The Basics on Different Types of Trusts
When it comes time to plan for death or incapacity, estate planning is vital. There are various estate planning tools, including wills and trusts, which are available to help create the comprehensive estate plan you need. Planning for your future and the future of your family is important, as it allows you to determine who your heirs should be and to reduce the unnecessary expenses that sometimes accompany inheritance and probate. If you decide to include trusts in your estate plan, you should know that there are several different types of trusts available.
First, the advantages of creating a trust
There are many advantages in creating a trust as part of your estate plan. Trusts are valuable because they help avoid probate and, depending on the type of trust, they can provide asset protection. A trust is basically a fiduciary agreement between the trustee and the grantor, which means it is an agreement based on confidence and trust. The trustee is given the power to obtain and manage all of your trust assets on behalf of your chosen beneficiaries. The trust agreement should also provide detailed instructions as to the management and distribution of your estate.

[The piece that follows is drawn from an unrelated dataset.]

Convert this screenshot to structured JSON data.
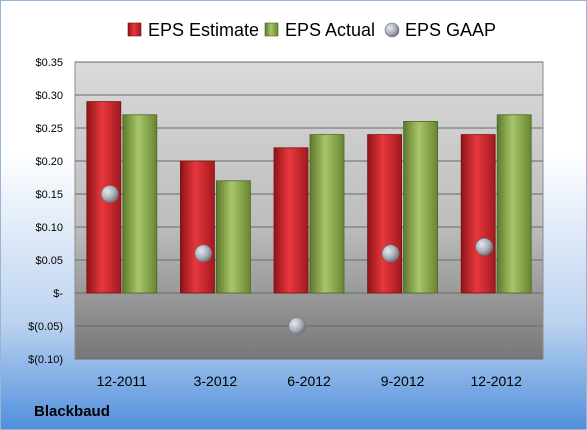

Revocable trusts versus irrevocable trusts
Although there are many different types of trusts, they all fall into one of two categories: revocable and irrevocable. This distinction is very important. A revocable trust allows the person creating the trust (the grantor) to modify the terms of the trust. As the name implies, you can revoke, or cancel, a revocable trust at any time before your death. However, after your death, the trust will typically become irrevocable.
How an irrevocable trust is different from a revocable trust
By definition, an irrevocable trust is different because it cannot be modified after it has been executed. Nevertheless, there are very favorable tax consequences inherent in irrevocable trusts. For example, once your assets have been transferred to an irrevocable trust, they are essentially out of reach from creditors, estate taxes, and probate. So, while you lose some control of your assets, you gain many other benefits.

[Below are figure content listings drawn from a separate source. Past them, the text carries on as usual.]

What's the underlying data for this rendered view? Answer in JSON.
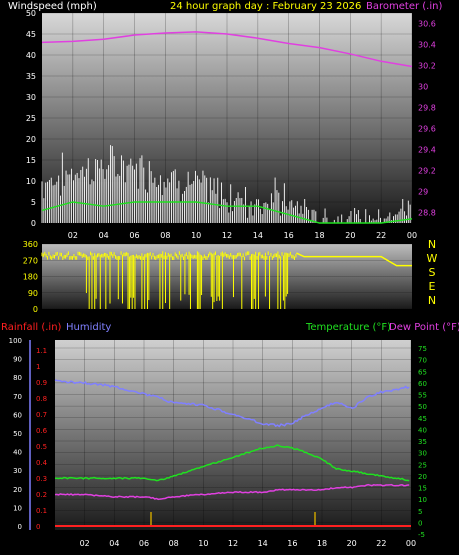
{
  "header": {
    "left_title": "Windspeed (mph)",
    "center_title": "24 hour graph day : February 23 2026",
    "right_title": "Barometer (.in)"
  },
  "colors": {
    "white": "#ffffff",
    "magenta": "#e040e0",
    "yellow": "#ffff00",
    "green": "#20e020",
    "blue": "#8080ff",
    "red": "#ff2020"
  },
  "chart_data": [
    {
      "type": "line",
      "name": "wind-barometer",
      "x_ticks": [
        "02",
        "04",
        "06",
        "08",
        "10",
        "12",
        "14",
        "16",
        "18",
        "20",
        "22",
        "00"
      ],
      "left_axis": {
        "label": "Windspeed (mph)",
        "ticks": [
          0,
          5,
          10,
          15,
          20,
          25,
          30,
          35,
          40,
          45,
          50
        ],
        "range": [
          0,
          50
        ]
      },
      "right_axis": {
        "label": "Barometer (.in)",
        "ticks": [
          "28.8",
          "29",
          "29.2",
          "29.4",
          "29.6",
          "29.8",
          "30",
          "30.2",
          "30.4",
          "30.6"
        ],
        "range": [
          28.7,
          30.7
        ]
      },
      "barometer_x": [
        0,
        2,
        4,
        6,
        8,
        10,
        12,
        14,
        16,
        18,
        20,
        22,
        24
      ],
      "barometer": [
        30.42,
        30.43,
        30.45,
        30.49,
        30.51,
        30.52,
        30.5,
        30.46,
        30.41,
        30.37,
        30.31,
        30.24,
        30.19
      ],
      "wind_speed_avg_x": [
        0,
        2,
        4,
        6,
        8,
        10,
        12,
        14,
        16,
        18,
        20,
        22,
        24
      ],
      "wind_speed_avg": [
        3,
        5,
        4,
        5,
        5,
        5,
        4,
        4,
        2,
        0,
        0,
        0,
        1
      ]
    },
    {
      "type": "line",
      "name": "wind-direction",
      "left_ticks": [
        "360",
        "270",
        "180",
        "90",
        "0"
      ],
      "right_labels": [
        "N",
        "W",
        "S",
        "E",
        "N"
      ],
      "range": [
        0,
        360
      ],
      "direction_x": [
        0,
        2.5,
        2.6,
        2.7,
        3,
        5,
        6,
        8,
        10,
        12,
        14,
        15,
        16,
        16.5,
        17,
        18,
        20,
        22,
        23,
        24
      ],
      "direction": [
        320,
        310,
        0,
        300,
        320,
        310,
        290,
        300,
        320,
        300,
        310,
        300,
        320,
        310,
        290,
        290,
        290,
        290,
        240,
        240
      ]
    },
    {
      "type": "line",
      "name": "temp-humidity",
      "x_ticks": [
        "02",
        "04",
        "06",
        "08",
        "10",
        "12",
        "14",
        "16",
        "18",
        "20",
        "22",
        "00"
      ],
      "humidity_ticks": [
        "0",
        "10",
        "20",
        "30",
        "40",
        "50",
        "60",
        "70",
        "80",
        "90",
        "100"
      ],
      "rain_ticks": [
        "0",
        "0.1",
        "0.2",
        "0.3",
        "0.4",
        "0.5",
        "0.6",
        "0.7",
        "0.8",
        "0.9",
        "1",
        "1.1"
      ],
      "temp_ticks": [
        "-5",
        "0",
        "5",
        "10",
        "15",
        "20",
        "25",
        "30",
        "35",
        "40",
        "45",
        "50",
        "55",
        "60",
        "65",
        "70",
        "75"
      ],
      "labels": {
        "rain": "Rainfall (.in)",
        "humidity": "Humidity",
        "temperature": "Temperature (°F)",
        "dewpoint": "Dew Point (°F)"
      },
      "x": [
        0,
        2,
        4,
        6,
        7,
        8,
        10,
        12,
        14,
        15,
        16,
        17,
        18,
        19,
        20,
        21,
        22,
        24
      ],
      "humidity": [
        78,
        77,
        75,
        71,
        69,
        66,
        65,
        60,
        55,
        54,
        55,
        60,
        63,
        67,
        63,
        69,
        72,
        75
      ],
      "temperature": [
        19,
        19,
        19,
        19,
        18,
        20,
        24,
        28,
        32,
        33,
        32,
        30,
        27,
        23,
        22,
        21,
        20,
        18
      ],
      "dewpoint": [
        12,
        12,
        11,
        11,
        10,
        11,
        12,
        13,
        13,
        14,
        14,
        14,
        14,
        15,
        15,
        16,
        16,
        16
      ],
      "rain": [
        0,
        0,
        0,
        0,
        0,
        0,
        0,
        0,
        0,
        0,
        0,
        0,
        0,
        0,
        0,
        0,
        0,
        0
      ]
    }
  ]
}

An irrevocable trust provides the best asset protection
In order for a trust to be truly effective at protecting assets, it needs to be of the irrevocable variety. “Irrevocable” means the trust cannot be modified after it has been created. The reason it works is that you essentially no longer control the property and, because it cannot be changed or revoked, you cannot get the property back. Therefore, the property is no longer subject to legal claims against you.
Why many people choose living trusts
Most clients choose to create a living trust because they are seeking to avoid the time and expense of the probate process. Every state establishes its own probate laws which govern the probate administration of an estate. Another benefit of living trusts is that in the event you become incapacitated, your “successor trustee” can step in and manage all of the trust assets automatically. Your successor trustee is the person you identify in your trust agreement to take over the trust upon your death. A provision regarding incapacity can prove very helpful if the need ever arises.
What exactly is a living trust?
A “living trust” is a specific type of trust that becomes effective while you are still living, as opposed to being created through your will after your death. As with any other type of trust, the trust property will be managed by controlled by the trustee, and then distributed to your beneficiaries upon your death. With a living trust, however, you can name yourself as trustee while you are alive. A successor trustee will then take over after your death.
A living trust is entirely different from a last will and testament
Although a will and a living trust both provide for the distribution of assets, they are not the same type of estate planning instrument. A will basically provides a plan for the distribution of your assets to your designated beneficiaries after your death. A living trust, though, places your assets into a trust for your benefit during your lifetime, and then transfer them to your beneficiaries after your death.